Page 1 of 1
fseek efficiency
Posted: Thu Nov 17, 2005 5:26 pm
by josh
Let's say I need to get an integer (4 bytes) from every 100 byte mark in a file. What would be the speediest method, would reading them in order be any faster then reading them in random order, should I read them backwards, does it depend on the OS? Does it even make a difference?
Code: Select all
for($x=0;$x<=10000; $x+=100) {
fseek($h,$x);
fread()
}
Code: Select all
for($x=0;$x<=10000; $x-=100) {
fseek($h,$x);
fread()
}
Just using that as an example, it's not going to be every 100 bytes in the application.
Posted: Thu Nov 17, 2005 6:24 pm
by yum-jelly
For me it really would depend on what I am doing, if reading from a big file I would use random with fseek() in a while(). If I have a really long string and know I want 2 bytes after ever 100 bytes, I would use pack(), no loops that way. But that would depend on if I need the data in a array or if I need to do other processing to the 2 bytes, where then a loop would be better!

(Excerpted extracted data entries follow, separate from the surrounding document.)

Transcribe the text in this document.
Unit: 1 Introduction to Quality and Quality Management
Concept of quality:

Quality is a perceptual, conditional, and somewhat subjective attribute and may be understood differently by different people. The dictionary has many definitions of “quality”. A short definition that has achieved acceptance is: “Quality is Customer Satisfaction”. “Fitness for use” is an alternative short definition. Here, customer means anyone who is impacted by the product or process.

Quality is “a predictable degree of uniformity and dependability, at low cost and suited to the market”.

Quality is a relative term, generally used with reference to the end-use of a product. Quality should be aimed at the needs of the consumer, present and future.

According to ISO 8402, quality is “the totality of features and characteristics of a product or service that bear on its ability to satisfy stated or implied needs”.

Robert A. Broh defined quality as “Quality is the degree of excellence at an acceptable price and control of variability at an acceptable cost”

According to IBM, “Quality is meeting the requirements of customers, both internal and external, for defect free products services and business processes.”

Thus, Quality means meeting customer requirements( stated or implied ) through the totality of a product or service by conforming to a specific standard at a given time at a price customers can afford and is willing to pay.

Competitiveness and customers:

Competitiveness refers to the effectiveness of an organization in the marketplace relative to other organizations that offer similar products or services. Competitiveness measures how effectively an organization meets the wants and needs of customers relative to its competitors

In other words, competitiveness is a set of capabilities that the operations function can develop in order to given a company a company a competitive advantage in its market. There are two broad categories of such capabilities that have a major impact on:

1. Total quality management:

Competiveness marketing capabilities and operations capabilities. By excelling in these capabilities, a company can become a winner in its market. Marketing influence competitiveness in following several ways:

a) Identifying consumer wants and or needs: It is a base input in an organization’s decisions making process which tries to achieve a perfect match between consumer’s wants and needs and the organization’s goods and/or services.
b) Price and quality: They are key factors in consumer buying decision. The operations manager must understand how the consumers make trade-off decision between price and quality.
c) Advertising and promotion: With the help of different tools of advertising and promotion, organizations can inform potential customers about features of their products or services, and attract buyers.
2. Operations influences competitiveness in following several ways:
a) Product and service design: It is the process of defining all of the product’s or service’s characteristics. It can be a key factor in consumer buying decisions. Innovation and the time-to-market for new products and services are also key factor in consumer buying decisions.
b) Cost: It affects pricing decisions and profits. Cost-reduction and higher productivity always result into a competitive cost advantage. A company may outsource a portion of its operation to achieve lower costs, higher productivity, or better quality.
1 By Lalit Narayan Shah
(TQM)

If your only reading 100 bytes then grabing 2 or 4 bytes then I might also just use fread() and fread (102 or 104) then substr(fread(), -2 or -4). Testing will tell which is best. Testing is important because even core functions that you think would be best are slower than other core functions that you might not think to use for the task at hand!
yj
Posted: Thu Nov 17, 2005 8:56 pm
by alex.barylski
I am willing to bet, for performance, you probably want to read the entire file into a buffer and just index the buffer instead of using individual fseek() calls
Cheers

Posted: Thu Nov 17, 2005 9:10 pm
by josh
Well the file is very large, and reading it into memory and then extracting substrings would eat up server memory, not to mention I'd have to increase PHP's maximum memory limit, if the file is read into memory by several concurrent processes the server would run out of ram and it would begin using pagefile, so for performance reasons fseek() would be the way to go especially since I'll only be needing on average .1% of the file on any given request, I was more or less asking if the order in which I read the data out matters at all. After some thought I have decided to use mysql as the storage engine so I can just pull out rows I need, and let mysql worry about the most efficient way of finding the right data, but I'd still like to know the answer to my question just because I foresee me needing to use the file-system in this manor on future projects.
Posted: Thu Nov 17, 2005 9:11 pm
by Ambush Commander
When it comes to this sort of stuff, make sure it works, then profile your application. If speed is that big of a problem, there's usually other stuff that takes up more execution time and would have a greater beneficial effect when optimized.
Don't sacrifice readability for performance up-front. Only once you have a solution, and it is inefficient, do you refactor.
Posted: Thu Nov 17, 2005 9:25 pm
by josh
Well I already have a solution, the thing is I'm working with an excerpt of the entire data, so once we load in the entire dataset I know there will be a slowdown if I read the whole thing in
Posted: Thu Nov 17, 2005 9:32 pm
by Ambush Commander
Would it be possible to try it (the entire testing set) in a testing environment?
Anyway, I have no clue. Benchmark it. Maybe it makes no difference. Maybe it is a machine thing. Only you know.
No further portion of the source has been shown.